Earlier, during prime minister’s questions in the House of Commons, he defended the government’s record, arguing that the majority of people were able to access tests.
“Eighty-nine per cent of those who have tests — in-person tests — get them the next day and we are working very fast to turn around all the test requests that we get,” he said.
The widening gap between the date positive results were reported publicly and the dates the tests were taken might be caused by increased reporting delays to the government's dashboard. But the Department of Health did not say there were such problems.
It said the latest figures from NHS Test and Trace also showed a much faster turnround time for “in-person” tests.
The NHS figures, however, are out of date. They relate to the week ending September 2, when the official data on positive tests also showed the system working well. These statistics quoted by Mr Johnson also showed that the majority of tests were not “in-person” and the proportion of people getting tests the next day was just 44 per cent of all coronavirus tests in that week.
Matt Hancock, health secretary, admitted on Tuesday that the testing system faced “operational challenges” which would take “weeks” to resolve.
The NHS admitted last week that turnround times for the majority of tests, which are taken at satellite testing centres or via home-delivered kits, were “getting longer” and took on average 80 hours to deliver a result — double the time in early July.
Mr Hancock conceded there was a shortage of tests, that the government was having to prioritise those working in the health system and that members of the public often had to travel miles to be tested.
This is now showing up in the daily data released by the government on caseloads, which are increasingly being reported as positive samples taken from many days before being reported.
Meanwhile, Liverpool’s mayor said he expected tighter restrictions to be imposed on the city after the number of cases leapt more than fivefold in the last fortnight to over 100 per 100,000 people. Joe Anderson said Liverpool and nearby boroughs such as Knowsley, St Helens and Warrington were, from Friday, likely to join places such as Bradford, Birmingham and Manchester with a ban on household mixing.
Mr Anderson said: “We fully expect to be affected by lockdown measures, having gone over the 100 cases per 100,000 government threshold. We think this could well be part of a wider North West lockdown, because you can see cases are rising across the whole region.

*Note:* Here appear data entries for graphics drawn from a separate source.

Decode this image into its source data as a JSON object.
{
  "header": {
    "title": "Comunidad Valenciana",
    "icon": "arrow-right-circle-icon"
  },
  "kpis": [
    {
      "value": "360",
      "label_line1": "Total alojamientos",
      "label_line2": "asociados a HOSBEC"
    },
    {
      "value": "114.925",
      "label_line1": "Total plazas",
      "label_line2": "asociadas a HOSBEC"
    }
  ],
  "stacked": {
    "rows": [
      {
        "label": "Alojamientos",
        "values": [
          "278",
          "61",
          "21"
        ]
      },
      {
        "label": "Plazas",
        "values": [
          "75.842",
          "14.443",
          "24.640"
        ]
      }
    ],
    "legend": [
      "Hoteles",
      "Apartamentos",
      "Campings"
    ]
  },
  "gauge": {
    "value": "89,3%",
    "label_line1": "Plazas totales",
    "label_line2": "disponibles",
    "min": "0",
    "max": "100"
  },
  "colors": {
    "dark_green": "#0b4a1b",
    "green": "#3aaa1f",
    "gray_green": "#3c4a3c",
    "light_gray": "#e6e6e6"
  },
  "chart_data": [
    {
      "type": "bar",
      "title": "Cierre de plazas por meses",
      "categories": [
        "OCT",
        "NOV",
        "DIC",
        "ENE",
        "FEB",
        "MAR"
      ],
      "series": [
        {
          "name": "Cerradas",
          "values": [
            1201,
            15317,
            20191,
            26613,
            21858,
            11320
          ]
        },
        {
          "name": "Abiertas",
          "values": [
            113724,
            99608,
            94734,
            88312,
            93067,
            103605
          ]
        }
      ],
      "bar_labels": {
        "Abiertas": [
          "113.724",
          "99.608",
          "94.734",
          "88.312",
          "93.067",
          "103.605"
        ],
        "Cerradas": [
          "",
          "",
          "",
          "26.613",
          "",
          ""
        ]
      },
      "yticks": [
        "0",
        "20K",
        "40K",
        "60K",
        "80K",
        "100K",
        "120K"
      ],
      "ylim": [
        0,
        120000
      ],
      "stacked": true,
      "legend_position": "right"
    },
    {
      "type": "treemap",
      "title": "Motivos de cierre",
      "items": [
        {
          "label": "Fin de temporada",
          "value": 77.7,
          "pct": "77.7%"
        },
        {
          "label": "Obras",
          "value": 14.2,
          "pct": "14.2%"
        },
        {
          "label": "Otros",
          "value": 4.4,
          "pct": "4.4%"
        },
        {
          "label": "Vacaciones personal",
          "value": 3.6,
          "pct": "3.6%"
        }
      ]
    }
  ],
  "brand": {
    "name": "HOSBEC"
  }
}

“We think this could involve a ban on care home visits, with vulnerable people perhaps being told to shield again.”
Local leaders say the North West has 24 per cent of England’s Covid-19 cases but only about 15 per cent of the national testing capacity.
When challenged at prime minister’s questions by Labour’s Angela Rayner on care worker pay and testing capacity within the sector, Mr Johnson said the government was working hard to protect care home residents and staff.
“We are concerned about the rates of infections within care homes. Clearly they have come down massively since we introduced the £600m care home action plan. Tomorrow we will be announcing a further winter care home action plan,” he said.